Our ultimate destination, however, was the Pearl Shack on the south shore of the island. The owner picked us up from the hotel on Christmas Eve morning and kindly took us into town to do our grocery shopping. What a nightmare! Savusavu is not a big town (probably around 5000 people), but every single resident was squeezed into the narrow aisles of the supermarket that morning. The market was the same. I battled the feeling of claustrophobia to try to buy what I could off of my list, but in the end I kind of gave up so we ended up with a selection of weird stuff to eat. John had been in charge of going to the liquor store, and with steely determination did an admirable job. Fortunately the previous occupants of “the shack” had left a good supply of condiments or the food might have become rather boring.
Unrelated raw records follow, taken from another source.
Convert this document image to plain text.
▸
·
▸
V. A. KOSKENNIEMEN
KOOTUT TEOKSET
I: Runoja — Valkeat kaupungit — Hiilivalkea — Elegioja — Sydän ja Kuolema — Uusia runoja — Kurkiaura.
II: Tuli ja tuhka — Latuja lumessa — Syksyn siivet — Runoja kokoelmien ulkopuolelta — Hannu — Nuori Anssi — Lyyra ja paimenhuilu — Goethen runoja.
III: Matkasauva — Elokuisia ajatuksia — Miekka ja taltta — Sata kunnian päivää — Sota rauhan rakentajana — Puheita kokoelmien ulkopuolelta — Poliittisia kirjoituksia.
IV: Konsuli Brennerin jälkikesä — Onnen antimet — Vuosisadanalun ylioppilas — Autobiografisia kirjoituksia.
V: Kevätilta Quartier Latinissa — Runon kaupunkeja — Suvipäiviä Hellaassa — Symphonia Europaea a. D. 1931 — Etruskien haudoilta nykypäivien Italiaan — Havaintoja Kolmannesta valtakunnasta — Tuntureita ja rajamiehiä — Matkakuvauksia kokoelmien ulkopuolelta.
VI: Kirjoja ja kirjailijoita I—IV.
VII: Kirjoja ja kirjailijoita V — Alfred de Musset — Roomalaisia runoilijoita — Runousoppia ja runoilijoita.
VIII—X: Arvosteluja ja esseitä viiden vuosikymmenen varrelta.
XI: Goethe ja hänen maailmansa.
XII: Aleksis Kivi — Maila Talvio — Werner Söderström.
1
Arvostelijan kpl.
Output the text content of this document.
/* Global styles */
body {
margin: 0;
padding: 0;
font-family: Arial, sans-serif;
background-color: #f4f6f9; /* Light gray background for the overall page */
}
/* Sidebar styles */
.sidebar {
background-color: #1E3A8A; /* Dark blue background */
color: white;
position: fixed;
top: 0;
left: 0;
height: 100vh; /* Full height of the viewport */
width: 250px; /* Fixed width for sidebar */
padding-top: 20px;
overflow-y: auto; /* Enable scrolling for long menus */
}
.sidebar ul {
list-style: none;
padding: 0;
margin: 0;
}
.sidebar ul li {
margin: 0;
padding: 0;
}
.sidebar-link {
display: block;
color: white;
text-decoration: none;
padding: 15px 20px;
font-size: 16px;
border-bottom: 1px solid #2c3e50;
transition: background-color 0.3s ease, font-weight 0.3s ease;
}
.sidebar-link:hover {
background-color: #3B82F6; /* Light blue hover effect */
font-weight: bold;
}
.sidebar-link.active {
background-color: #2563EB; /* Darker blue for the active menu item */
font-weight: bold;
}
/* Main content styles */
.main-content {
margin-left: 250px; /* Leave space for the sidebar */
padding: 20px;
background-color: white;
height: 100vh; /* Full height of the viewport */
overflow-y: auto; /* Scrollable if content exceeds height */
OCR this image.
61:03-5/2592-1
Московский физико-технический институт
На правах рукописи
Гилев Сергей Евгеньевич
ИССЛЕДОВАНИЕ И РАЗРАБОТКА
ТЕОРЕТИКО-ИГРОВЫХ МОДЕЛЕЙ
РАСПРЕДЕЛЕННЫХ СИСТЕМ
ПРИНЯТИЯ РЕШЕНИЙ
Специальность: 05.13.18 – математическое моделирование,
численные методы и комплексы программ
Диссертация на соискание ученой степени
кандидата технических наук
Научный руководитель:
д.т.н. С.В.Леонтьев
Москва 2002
I could have written an entire post just about the shack. In fact I did, but it was so tedious in its lyrical waxing that I thought that I’d make everyone hate me if I published it. It was a completely relaxing, healing place. The snorkeling was unbelievable. Parts of the back reef were really interesting with enormous heads of coral and a good diversity of fish, but the fore reef was stunning. A walk across the reef pavement in low tide, followed by a short snorkel in about half a metre of water led to a drop off to around 20-30 meters. The wall was covered in healthy coral. John took loads of video, most of which came out kind of rubbish because his camera started to fog up. The reef went on for a long way, but we didn't need to venture too far to stay amused. Besides, once you got out too far, the drop off was too pelagic to be comfortable without eyes in the back of your head. It’s funny how the Jaws theme tune just pops into your head at the most inopportune times.

Besides snorkeling  we kayaked, cooked (we didn't eat out once we got to the shack), drank and did silly things like attempt a romantic canoodle in the two person hammock after some champagne. This ended badly with both of us stuck with our feet up in the air and our heads pile-driven into the sand. John worked on teaching himself the corals of Fiji and I wasted an embarrassing number of hours reading the Game of Throne series.

We came back to Suva to see in the New Year. Our “celebration” consisted of Thai beef salad and champagne on the patio with the kittens and enough episodes of Rome to see us to midnight. Bliss.